Esta realidad no es sorprendente. Ya desde Mao Zedong, China había mantenido una posición propalestina. Más recientemente, China ha pasado de ser un mero socio comercial a principal socio estratégico de Oriente Próximo ante el vacío dejado por EE UU. Además, hasta la llegada de la Administración de Biden, China había mostrado más reparos en mostrar ese sesgo propalestino puesto que Israel, durante un decenio, había permitido la venta de empresas de tecnología de uso dual a China. El parón en ese traspaso de tecnología entre ambos países, forzado por la Administración de Biden, probablemente haya dado más libertad a China a instigar un acuerdo entre Irán y Arabia Saudí, lo que no debe ser reconfortante para Israel en este momento. Tampoco debería serlo para EE UU, y mucho menos para la Unión Europea: dicho acercamiento, por no hablar de la conocida sombra de Rusia detrás de Irán, podría llevar a un acuerdo de recorte de la producción petrolera como medida de presión económica para que Israel abandone el ataque a Gaza.

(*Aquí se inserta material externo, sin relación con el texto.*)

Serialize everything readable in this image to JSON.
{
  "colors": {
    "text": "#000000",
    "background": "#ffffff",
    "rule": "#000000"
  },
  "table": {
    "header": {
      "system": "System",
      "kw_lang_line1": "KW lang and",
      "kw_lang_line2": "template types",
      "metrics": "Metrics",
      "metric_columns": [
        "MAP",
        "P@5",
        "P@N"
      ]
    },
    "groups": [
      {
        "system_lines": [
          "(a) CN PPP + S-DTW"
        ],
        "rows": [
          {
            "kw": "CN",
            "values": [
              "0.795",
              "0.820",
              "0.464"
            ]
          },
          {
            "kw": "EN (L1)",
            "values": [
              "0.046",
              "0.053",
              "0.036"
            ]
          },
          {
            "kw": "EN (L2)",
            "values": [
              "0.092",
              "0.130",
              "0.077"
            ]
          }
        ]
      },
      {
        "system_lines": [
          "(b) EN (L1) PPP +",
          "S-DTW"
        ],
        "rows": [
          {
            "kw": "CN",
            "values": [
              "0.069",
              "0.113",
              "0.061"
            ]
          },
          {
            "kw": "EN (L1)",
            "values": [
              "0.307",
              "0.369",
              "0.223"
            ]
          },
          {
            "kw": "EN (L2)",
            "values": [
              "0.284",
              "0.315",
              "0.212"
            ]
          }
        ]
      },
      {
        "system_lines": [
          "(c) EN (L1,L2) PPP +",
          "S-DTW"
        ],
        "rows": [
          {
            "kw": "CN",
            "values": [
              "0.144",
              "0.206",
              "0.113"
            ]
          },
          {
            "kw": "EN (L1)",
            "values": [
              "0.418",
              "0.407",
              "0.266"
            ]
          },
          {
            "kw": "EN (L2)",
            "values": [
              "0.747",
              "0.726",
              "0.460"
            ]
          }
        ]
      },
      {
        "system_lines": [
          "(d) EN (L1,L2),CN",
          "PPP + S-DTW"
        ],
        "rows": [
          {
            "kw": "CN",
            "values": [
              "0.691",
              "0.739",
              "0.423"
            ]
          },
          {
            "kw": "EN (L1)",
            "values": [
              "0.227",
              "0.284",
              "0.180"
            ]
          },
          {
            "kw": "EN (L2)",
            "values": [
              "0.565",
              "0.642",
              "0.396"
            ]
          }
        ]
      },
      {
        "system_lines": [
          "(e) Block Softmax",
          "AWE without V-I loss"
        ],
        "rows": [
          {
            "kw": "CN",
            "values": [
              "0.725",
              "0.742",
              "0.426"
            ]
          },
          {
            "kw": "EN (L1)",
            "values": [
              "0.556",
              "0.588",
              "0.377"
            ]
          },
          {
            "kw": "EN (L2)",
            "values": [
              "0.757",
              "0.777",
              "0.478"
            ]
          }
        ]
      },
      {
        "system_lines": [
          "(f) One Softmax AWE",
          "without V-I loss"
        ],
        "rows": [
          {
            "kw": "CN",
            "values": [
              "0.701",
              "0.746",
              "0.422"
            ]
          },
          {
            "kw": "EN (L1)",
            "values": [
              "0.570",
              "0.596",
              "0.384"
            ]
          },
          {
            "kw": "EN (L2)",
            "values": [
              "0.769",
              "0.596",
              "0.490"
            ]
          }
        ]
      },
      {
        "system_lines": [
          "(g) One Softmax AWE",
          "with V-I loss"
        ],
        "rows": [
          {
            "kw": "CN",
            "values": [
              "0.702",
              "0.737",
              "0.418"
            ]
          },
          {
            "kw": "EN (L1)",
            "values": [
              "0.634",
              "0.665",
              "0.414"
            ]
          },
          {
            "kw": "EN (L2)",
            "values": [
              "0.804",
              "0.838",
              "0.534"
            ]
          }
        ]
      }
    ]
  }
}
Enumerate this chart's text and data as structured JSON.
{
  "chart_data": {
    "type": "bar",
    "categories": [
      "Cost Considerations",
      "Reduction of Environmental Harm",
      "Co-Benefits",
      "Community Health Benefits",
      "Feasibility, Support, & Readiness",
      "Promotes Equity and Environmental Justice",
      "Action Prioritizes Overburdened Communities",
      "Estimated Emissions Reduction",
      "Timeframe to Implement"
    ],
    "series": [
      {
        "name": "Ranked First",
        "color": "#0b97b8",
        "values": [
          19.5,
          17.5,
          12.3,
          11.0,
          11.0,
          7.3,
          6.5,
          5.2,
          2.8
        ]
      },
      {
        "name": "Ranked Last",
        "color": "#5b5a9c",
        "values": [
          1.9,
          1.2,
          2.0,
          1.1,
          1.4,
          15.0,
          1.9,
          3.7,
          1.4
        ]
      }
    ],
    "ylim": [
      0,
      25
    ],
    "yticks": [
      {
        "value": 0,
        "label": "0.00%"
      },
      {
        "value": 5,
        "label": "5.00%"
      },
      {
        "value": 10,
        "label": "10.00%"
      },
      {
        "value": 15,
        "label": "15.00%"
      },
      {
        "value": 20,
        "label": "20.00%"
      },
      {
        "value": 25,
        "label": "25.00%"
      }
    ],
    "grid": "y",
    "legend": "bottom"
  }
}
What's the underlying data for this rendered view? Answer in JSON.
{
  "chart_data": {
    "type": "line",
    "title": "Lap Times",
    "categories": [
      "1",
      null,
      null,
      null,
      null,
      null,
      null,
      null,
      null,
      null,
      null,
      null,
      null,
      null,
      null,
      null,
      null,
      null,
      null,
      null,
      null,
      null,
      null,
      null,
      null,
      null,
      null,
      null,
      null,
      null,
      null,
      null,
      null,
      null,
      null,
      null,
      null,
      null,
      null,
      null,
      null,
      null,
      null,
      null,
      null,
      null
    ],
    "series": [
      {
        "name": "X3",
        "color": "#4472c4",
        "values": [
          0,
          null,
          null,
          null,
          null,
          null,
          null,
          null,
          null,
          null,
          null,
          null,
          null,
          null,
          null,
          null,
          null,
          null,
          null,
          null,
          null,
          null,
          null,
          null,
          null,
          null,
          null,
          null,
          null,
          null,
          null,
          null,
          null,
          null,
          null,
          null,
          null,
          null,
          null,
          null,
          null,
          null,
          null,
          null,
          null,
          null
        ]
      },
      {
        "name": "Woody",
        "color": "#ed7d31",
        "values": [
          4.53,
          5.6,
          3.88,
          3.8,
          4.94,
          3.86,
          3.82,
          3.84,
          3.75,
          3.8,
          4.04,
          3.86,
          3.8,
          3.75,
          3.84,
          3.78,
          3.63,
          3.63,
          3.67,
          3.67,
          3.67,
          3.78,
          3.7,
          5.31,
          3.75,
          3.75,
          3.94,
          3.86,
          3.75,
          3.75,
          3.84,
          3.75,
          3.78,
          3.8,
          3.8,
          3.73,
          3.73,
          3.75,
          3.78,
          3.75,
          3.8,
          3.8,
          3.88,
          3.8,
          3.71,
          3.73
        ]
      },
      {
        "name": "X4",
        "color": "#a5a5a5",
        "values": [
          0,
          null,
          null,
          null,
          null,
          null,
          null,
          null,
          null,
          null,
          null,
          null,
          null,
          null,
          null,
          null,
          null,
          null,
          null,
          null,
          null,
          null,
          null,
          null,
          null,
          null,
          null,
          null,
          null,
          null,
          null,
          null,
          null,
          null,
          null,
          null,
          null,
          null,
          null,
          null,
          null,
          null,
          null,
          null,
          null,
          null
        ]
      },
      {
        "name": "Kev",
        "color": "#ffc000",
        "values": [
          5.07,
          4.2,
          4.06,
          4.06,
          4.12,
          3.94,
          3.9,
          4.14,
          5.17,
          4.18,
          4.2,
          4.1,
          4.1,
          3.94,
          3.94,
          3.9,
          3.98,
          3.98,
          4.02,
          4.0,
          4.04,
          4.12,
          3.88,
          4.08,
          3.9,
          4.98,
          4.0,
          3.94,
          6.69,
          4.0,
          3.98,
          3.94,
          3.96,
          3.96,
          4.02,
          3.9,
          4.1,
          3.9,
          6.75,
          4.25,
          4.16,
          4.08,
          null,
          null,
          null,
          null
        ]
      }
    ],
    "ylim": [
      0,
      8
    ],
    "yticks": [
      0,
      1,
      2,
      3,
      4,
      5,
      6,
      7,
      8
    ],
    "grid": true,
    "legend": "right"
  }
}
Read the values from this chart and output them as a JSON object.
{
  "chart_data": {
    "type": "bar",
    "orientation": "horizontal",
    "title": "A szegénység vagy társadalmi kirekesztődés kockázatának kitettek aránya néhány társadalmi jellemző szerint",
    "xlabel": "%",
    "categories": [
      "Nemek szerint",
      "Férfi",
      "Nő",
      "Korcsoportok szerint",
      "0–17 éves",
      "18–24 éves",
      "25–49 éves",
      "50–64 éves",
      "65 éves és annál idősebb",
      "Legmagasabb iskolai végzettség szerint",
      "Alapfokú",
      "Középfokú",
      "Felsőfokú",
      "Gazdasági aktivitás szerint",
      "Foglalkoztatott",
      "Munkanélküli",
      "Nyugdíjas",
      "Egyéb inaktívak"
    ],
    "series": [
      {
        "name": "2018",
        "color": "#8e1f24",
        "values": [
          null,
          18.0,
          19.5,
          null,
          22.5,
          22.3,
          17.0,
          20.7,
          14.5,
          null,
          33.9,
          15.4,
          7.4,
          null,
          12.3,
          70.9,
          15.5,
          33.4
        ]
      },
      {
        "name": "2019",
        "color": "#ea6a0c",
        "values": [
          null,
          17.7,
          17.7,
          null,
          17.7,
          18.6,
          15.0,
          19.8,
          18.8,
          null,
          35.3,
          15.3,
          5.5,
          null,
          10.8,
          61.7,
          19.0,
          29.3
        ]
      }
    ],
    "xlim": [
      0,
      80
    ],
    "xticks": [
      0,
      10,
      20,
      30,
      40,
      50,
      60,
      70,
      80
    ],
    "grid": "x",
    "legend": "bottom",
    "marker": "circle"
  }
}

Más allá de que un shock de esta naturaleza podría poner en peligro los dolorosos procesos de desinflación que se están llevando a cabo en Occidente, la reflexión de mayor calado es la del inexorable avance de un mundo que se separa en dos polos. EE UU, con este nuevo shock, podrá identificar aún más claramente a sus aliados, entre los que se encuentra la Unión Europea y, sin duda ya, Israel. A su vez, la rotunda denuncia de los atentados por parte de Australia, Japón, Filipinas o Taiwán, delinea aún mejor dicho eje. La centralidad de China en el otro eje funciona por oposición a los intereses de la potencia hegemónica actual, que sigue siendo Estados Unidos.
Parece importante, a estas alturas, que Occidente entienda en qué momento histórico se encuentra. Lo que puede parecer un mero flashback de una guerra fría que pensábamos enterrada es una realidad. A pesar de la mayor interdependencia económica. Los ataques del 7 de octubre a Israel —junto con, ya dijimos, los ataques terroristas del 11 de septiembre y la invasión de Ucrania— se recordarán como uno de los tres grandes acontecimientos que precedieron y definieron el resquebrajamiento del orden global en dos grandes bloques, volviendo irremediablemente a una guerra fría.
Alicia García Herrero es economista jefe para Asia-Pacífico del banco de inversión Natixis e investigadora del centro de estudios Bruegel.
Este artículo se publicó originalmente en El País.